Намаялись мы на этой проклятой (теперь и я узнал, какая она проклятая) кочке! Даже бывалый Салат Михайлович приуныл. И не удивительно: такая дорога хоть кому испортит настроение.
Когда мы наконец выбрались на ровное место, Абаев сказал:
— Кочка требует от человека не только силы, но и крепких нервов! Эта, чтоб ей неладно, кочка способна убить в человеке всякую мысль!
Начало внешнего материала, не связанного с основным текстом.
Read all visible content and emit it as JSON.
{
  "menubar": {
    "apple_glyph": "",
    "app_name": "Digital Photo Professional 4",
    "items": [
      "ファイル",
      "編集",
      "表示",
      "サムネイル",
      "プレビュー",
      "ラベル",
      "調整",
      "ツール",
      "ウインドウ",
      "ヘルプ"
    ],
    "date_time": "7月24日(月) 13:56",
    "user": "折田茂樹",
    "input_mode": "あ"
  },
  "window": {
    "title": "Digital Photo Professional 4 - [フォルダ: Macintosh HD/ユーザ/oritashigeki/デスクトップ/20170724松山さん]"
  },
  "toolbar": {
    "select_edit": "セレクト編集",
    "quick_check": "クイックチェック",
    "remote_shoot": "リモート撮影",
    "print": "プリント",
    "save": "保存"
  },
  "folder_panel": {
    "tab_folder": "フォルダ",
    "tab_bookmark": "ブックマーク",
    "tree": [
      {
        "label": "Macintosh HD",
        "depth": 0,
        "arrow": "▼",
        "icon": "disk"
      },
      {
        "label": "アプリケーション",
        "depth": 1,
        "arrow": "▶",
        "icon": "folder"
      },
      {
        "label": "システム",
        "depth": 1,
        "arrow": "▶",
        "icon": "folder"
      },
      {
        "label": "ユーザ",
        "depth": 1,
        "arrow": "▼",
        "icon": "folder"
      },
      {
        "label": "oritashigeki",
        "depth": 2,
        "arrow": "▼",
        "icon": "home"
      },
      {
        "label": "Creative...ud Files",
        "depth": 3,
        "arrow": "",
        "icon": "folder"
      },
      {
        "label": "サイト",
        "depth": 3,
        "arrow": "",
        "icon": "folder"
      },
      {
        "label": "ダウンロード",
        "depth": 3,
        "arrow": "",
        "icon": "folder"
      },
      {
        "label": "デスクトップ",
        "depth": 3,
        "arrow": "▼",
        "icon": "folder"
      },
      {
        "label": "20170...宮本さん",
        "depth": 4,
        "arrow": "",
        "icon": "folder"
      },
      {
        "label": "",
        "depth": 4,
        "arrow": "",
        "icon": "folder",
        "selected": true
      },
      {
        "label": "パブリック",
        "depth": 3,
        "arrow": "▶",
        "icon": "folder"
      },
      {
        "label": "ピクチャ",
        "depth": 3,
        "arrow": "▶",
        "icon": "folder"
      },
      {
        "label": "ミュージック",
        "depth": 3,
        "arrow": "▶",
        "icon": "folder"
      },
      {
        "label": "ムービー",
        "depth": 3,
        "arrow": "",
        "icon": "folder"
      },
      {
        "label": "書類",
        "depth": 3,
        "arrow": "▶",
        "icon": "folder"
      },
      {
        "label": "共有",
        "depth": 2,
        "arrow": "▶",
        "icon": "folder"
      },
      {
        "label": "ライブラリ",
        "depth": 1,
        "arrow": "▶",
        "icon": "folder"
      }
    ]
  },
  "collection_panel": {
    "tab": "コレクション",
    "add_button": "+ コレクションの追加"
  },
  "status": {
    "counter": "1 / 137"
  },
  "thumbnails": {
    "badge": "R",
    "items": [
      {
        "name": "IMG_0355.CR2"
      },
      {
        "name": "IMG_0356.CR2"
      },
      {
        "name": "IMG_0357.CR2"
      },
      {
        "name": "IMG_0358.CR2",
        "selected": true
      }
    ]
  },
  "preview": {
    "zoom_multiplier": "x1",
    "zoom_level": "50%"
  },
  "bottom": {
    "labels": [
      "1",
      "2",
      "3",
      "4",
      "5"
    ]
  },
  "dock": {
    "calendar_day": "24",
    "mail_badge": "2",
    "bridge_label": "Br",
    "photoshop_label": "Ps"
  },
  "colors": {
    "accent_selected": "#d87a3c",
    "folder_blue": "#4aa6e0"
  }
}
Пытаюсь вспомнить: чем была занята моя голова в течение последних трех часов? Оказывается, ничем: ведь одна и та же мысль «скоро ли конец кочке?» в счет не идет. Впрочем, кое о чем я все-таки думал: о лиственнице в сучьях-кинжалах и об Ираиде Кочевой.
Мы присели.
Сколько же достается геологам! Ведь они все лето вот так бродят, проходят десятки и сотни километров, берут в ручьях и реках сотни и тысячи проб, моют, пока не увидят тусклые желтые крупинки.
Погода портится. Моросит дождь, поднимается туман. Вскоре он становится таким густым, что идти уже опасно — можно заблудиться.
Стало очевидно: сегодня не добраться до партии.